ObamaCare gives small employers with healthy workforces an incentive to jump ship and insure themselves. Via the Times

Experts say the law makes self-insurance more attractive for smaller employers. When companies are self-insured, they assume most of the financial risk of providing health benefits to employees. Instead of paying premiums to insurers, they pay claims filed by employees and health care providers. To avoid huge losses, they often sign up for a special kind of "stop loss" insurance that protects them against very large or unexpected claims, say $50,000 or $100,000 a person.

Such insurance serves as a financial backstop for the employer if, for example, an employee is found to have cancer, needs an organ transplant or has a premature baby requiring intensive care.

In a report to clients last year, SNR Denton, a law firm, wrote, "Faced with mandates to offer richer benefits with less cost-sharing, small and midsize employers in particular are increasingly considering self-insuring."

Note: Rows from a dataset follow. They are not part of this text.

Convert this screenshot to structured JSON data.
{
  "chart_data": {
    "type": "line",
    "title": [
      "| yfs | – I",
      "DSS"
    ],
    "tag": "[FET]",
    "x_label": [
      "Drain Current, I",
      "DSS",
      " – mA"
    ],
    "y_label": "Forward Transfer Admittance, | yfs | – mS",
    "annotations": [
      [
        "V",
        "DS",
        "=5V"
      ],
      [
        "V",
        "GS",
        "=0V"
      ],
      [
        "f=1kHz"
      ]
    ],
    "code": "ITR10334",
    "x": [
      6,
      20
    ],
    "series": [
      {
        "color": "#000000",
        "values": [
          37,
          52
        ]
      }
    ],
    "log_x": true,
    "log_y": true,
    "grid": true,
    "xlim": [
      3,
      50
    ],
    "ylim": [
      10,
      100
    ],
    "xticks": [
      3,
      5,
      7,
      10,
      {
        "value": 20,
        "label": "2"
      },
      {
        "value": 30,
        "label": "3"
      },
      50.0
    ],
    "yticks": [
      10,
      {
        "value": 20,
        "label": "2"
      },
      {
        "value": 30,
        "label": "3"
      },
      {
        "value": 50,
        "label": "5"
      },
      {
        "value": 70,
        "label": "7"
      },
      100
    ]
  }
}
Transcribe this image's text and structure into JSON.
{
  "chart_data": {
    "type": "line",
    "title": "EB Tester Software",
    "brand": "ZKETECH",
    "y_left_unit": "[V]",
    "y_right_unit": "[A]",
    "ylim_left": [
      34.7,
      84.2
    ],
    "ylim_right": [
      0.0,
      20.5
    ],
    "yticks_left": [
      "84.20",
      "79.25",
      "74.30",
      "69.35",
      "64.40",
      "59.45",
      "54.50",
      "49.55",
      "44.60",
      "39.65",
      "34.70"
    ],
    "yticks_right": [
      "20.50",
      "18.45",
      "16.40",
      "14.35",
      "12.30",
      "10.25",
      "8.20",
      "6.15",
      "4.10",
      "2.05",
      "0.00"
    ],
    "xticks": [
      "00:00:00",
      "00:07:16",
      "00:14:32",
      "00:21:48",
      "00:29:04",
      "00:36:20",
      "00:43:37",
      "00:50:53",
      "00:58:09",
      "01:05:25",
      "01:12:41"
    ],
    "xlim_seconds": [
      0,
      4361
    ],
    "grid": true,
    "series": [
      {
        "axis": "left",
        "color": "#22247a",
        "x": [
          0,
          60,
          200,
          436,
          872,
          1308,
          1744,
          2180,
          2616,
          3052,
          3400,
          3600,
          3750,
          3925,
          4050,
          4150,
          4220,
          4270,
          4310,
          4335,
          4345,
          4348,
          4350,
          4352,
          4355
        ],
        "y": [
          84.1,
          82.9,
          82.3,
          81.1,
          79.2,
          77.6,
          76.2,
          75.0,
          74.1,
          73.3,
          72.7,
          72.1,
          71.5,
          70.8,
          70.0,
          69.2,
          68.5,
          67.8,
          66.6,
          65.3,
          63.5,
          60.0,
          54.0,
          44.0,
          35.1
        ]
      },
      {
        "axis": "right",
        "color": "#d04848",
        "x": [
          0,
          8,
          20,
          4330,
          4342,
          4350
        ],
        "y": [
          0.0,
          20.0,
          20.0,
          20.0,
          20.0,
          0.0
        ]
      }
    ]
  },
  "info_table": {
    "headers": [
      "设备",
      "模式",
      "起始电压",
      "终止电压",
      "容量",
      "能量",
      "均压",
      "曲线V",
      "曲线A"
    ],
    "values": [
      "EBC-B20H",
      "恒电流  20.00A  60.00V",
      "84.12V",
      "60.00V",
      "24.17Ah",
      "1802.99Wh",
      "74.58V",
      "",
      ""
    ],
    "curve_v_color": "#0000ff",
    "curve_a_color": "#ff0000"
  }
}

Premiums will probably go up for a non-trivial number of individuals as a result of the way ObamaCare deals with employers who self insure. Given the double-digit premium spikes we're already seeing in states across the country, that's worrying enough.

The larger thread here, though, is that we're once again seeing that ObamaCare's design is pretty clunky, at best. From a purely practical perspective, the law looks like a mess. Every week or so we see another big report on some flaw or implementation challenge: The exchanges are hard to build, estimates of how many employers will eventually drop employee coverage have been revised upward, part time employees are seeing their hours limited, premiums are rising, states are declining to run the exchanges or participate in Medicaid, a number of big employers had to be given waivers in order to keep offering health insurance, the high risk pools were more expensive per beneficiary than expected and served fewer people, some insurers are warning that they may not participate in the law's exchanges—you get the idea. You don't, on the other hand, see a lot of things going especially well for the law, unless you count the victory at the Supreme Court. So sure, ObamaCare is surviving. But it's not exactly thriving.